Economia & Lavoro
Airbnb, 2,8 milioni di euro di spesa turistica nei piccoli comuni del FVG: ecco dove si concentra
Airbnb: nei piccoli comuni del Friuli-Venezia Giulia gli ospiti generano 2,8 milioni di euro di spesa turistica nel 2025
Nel 2025 gli ospiti Airbnb hanno generato una spesa turistica complessiva di 2,8 milioni di euro nei comuni del Friuli-Venezia Giulia con meno di 30.000 abitanti. È quanto emerge dall’Osservatorio sul turismo diffuso in Italia, realizzato da The European House – Ambrosetti per Airbnb, che analizza l’impatto economico del turismo extralberghiero nei centri di dimensioni ridotte e il suo contributo allo sviluppo dei territori meno conosciuti.
Il ruolo del turismo diffuso nei piccoli comuni
Lo studio evidenzia come il turismo diffuso rappresenti un’importante leva di valorizzazione dei borghi italiani. A livello nazionale, l’80% delle aree che ospitano siti Unesco si trova in comuni di piccole dimensioni, realtà che spesso dispongono di un’offerta ricettiva limitata.

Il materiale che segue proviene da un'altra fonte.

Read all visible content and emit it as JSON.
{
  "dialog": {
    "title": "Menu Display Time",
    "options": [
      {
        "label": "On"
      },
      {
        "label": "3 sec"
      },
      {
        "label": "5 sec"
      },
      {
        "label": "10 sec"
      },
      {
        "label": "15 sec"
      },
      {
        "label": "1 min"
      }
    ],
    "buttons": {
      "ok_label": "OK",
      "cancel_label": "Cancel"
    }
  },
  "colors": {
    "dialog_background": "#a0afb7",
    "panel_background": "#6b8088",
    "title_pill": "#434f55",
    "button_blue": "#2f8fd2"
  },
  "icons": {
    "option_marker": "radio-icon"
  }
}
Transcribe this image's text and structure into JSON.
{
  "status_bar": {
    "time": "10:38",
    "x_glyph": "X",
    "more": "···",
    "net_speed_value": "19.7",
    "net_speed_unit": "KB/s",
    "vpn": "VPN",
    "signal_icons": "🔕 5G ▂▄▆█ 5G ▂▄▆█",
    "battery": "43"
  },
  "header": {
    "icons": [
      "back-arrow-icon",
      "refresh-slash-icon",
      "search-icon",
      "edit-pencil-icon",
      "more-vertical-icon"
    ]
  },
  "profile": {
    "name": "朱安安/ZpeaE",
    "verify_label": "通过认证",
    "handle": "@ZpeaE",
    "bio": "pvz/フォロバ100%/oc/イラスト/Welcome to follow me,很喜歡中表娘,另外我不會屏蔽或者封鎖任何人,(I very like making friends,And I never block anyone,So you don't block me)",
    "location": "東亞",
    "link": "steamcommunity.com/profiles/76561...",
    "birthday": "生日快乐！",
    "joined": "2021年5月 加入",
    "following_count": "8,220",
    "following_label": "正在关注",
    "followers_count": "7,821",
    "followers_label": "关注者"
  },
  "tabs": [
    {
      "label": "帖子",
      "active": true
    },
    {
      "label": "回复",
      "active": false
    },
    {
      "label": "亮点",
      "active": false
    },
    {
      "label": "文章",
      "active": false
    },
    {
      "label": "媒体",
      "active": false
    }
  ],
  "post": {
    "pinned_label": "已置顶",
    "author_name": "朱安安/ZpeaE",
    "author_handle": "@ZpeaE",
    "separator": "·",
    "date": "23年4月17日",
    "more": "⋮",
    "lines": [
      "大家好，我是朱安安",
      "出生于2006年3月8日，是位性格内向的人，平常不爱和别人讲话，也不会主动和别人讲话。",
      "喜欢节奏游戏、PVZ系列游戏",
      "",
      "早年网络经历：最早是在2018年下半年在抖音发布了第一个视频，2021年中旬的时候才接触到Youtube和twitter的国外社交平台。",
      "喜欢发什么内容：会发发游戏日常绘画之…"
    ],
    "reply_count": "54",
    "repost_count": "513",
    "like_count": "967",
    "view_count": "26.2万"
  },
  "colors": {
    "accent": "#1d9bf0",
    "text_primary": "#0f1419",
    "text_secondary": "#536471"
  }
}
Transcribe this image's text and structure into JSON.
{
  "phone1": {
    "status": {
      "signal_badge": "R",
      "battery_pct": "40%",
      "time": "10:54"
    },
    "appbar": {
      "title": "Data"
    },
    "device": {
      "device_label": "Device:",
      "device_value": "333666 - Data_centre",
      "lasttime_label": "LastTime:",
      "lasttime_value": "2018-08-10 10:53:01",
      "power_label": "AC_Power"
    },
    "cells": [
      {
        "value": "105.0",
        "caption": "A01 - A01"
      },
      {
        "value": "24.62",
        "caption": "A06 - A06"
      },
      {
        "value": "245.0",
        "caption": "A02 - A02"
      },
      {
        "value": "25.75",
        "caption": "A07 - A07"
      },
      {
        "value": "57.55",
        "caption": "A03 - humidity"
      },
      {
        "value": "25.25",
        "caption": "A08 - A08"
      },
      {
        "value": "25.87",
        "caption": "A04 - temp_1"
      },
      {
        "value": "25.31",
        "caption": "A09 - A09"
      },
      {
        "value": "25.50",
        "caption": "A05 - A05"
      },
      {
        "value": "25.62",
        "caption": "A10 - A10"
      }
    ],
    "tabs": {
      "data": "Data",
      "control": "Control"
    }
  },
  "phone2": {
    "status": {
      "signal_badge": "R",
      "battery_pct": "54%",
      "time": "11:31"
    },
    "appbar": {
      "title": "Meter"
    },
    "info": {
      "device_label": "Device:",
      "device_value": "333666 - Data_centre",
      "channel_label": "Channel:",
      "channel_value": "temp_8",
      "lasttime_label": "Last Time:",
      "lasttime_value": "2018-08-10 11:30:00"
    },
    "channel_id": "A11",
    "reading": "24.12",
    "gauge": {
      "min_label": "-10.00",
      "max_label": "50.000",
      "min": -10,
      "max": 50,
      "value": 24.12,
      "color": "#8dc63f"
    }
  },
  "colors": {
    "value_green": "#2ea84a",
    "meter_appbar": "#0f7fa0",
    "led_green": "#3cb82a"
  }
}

Secondo la ricerca, in oltre 680 comuni italiani Airbnb costituisce l’unica possibilità di soggiorno disponibile, consentendo ai visitatori di raggiungere territori che rischierebbero altrimenti di restare esclusi dai principali circuiti turistici.
San Giorgio della Richinvelda guida la classifica regionale
Tra i comuni del Friuli-Venezia Giulia con meno di 5.000 abitanti, San Giorgio della Richinvelda, in provincia di Pordenone, registra la maggiore spesa turistica generata dagli ospiti Airbnb nel 2025, con oltre 10.090 euro.
Alle sue spalle si collocano Sgonico-Zgonik, nel Triestino, con 9.429 euro, e Varmo, in provincia di Udine, con 6.293 euro.
La graduatoria prosegue con Aiello del Friuli (5.889 euro), Faedis (5.489 euro), San Pier d’Isonzo (4.746 euro), Taipana (3.838 euro), Valvasone Arzene (2.171 euro), Mariano del Friuli (1.897 euro) e Dolegna del Collio (745 euro).
Il turismo italiano resta predominante
L’analisi della composizione della spesa turistica evidenzia una forte prevalenza dei visitatori italiani. Nei piccoli comuni del Friuli-Venezia Giulia, infatti, l’82% della spesa è riconducibile al turismo domestico, pari a oltre 42.000 euro, mentre la componente internazionale rappresenta il 18%, con circa 9.000 euro.
Secondo quanto riportato dall’Osservatorio, questo dato conferma il ruolo centrale del turismo nazionale nel sostenere l’economia delle località meno note della regione, contribuendo a distribuire i flussi turistici anche al di fuori delle destinazioni tradizionali.